The MB discussed whether the SRM interface should be separated in high-level user features and in interchange functions for more advanced users. But this was not agreed because depending on the users and experiments applications the classification of these users vs. advanced functions varies by teams and VOs.

 

Further discussions

Experiments usage and models will require the implementation and optimization of 4-5 typical access patterns (slide 5).

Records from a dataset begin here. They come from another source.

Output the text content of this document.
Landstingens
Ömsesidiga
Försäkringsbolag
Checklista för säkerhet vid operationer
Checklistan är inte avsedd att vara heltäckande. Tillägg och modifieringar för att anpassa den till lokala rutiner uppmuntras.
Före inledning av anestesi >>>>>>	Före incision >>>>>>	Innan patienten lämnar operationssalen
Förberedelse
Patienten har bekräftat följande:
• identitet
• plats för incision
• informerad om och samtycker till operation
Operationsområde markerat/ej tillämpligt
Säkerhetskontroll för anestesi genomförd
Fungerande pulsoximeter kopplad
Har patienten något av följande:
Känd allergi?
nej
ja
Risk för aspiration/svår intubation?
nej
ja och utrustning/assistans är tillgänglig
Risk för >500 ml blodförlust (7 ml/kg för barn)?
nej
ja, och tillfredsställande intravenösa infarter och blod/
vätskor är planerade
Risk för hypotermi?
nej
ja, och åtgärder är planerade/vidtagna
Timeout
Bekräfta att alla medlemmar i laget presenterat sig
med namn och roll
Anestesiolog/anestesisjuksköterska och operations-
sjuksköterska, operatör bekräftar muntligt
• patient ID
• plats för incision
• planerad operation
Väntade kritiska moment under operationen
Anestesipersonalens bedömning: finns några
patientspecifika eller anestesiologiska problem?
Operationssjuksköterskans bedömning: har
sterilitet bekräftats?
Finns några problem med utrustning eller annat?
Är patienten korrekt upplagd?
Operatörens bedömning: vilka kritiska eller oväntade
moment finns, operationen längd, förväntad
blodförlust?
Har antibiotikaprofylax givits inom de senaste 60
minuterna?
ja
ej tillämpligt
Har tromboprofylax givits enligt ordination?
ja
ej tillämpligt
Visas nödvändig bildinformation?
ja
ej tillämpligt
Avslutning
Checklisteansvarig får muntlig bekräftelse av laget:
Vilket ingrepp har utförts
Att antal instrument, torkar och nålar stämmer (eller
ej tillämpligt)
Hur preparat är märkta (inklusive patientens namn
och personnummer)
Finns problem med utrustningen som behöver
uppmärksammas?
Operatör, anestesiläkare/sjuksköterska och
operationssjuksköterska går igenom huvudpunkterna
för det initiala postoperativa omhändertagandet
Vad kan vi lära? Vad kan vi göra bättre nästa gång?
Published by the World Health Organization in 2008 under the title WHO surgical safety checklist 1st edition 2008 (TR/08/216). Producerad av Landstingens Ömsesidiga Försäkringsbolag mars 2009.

New methods for pre-staging and asynchronous space reservations will also be implemented (slide 6). Transfer speeds and pool rates should be carefully studied in order to obtain the best performance.

 

The GLUE interface needs adaptations in order to advertise what an SRM service makes available. This will require changes or extensions to the schema in order to adequately describe storage classes, cache attributes, etc.

 

Discussions are still needed to clarify and extend important concepts. The example given was the interpretations of “free space” that can refer to the tape system as a whole or to the cache of such system.

 

4.2         SRM 2.1 Timescale concerns

The discussions on the timescale are ongoing. The work needed to have uniform SRM implementation will be more than expected.

 

The existing SRM implementations are not compatible, even for the simplest SRM operations (e.g. put, get, etc). Therefore new functionalities should be avoided/limited as much as possible in a new SRM 2.2 version.

 

For instance the storage classes needed could be temporarily implemented with the three types (permanent, durable, and volatile) already available without new implementations.

 

Action:

31 May 2006 – M.Litmaath presents the results of the SRM workshop in FNAL.

 

5.      Accounting CPU, Disk and Tape Availability and Usage (document ) - L.Robertson

 

The proposal  now takes into account the decisions to report:

-          cpu/wall clock times

-          grid/local job execution

-          disk allocation/usage

-          tape usage

 

The collection of the data will be temporarily manual. In the future the data should all be collected in the GOC database as is at present the grid cpu accounting data. Data collection should start monthly from April 2006, and report data starting back from January 2006.

 

Action:

20 May 2006 – All SC4 sites send accounting data using the report form that will be sent to them by Fabienne Baud-Lavigne (for Jan, Feb, Mar, Apr 2006).

 

The RRB will receive a summary of this information (e.g. resources pledged, delivered and used). The format of the report to the RRB will be discussed at the in September MB.

 

Note on availability metrics

Uptime and reliability of the sites will be in a separate (automated) report that will be using the SFT/SAME testing framework.

 

Note on MoU resources

From 2007 the yearly capacities in the MoU should be available from April. For 2006 the formal deadline is moved to July.

 

6.      AOB

 

 

The SC4 schedule and requests will be reviewed in the next two weeks and the wiki pages will be updated accordingly.

 

7.      Summary of New Actions

 

 

Action:

20 May 2006 – All SC4 sites send accounting data using the report form that will be sent to them by Fabienne Baud-Lavigne (for Jan, Feb, Mar, Apr 2006).

 

Action:

31 May 2006 – M.Litmaath presents the results of the SRM workshop in FNAL.

 

Action:

31 May 06 – C.Grandi presents to the MB the EGEE middleware priorities and development of the features needed by the LHC (in Flavia's list).

 

The full Action List, current and past items, will be in this wiki page before next MB meeting.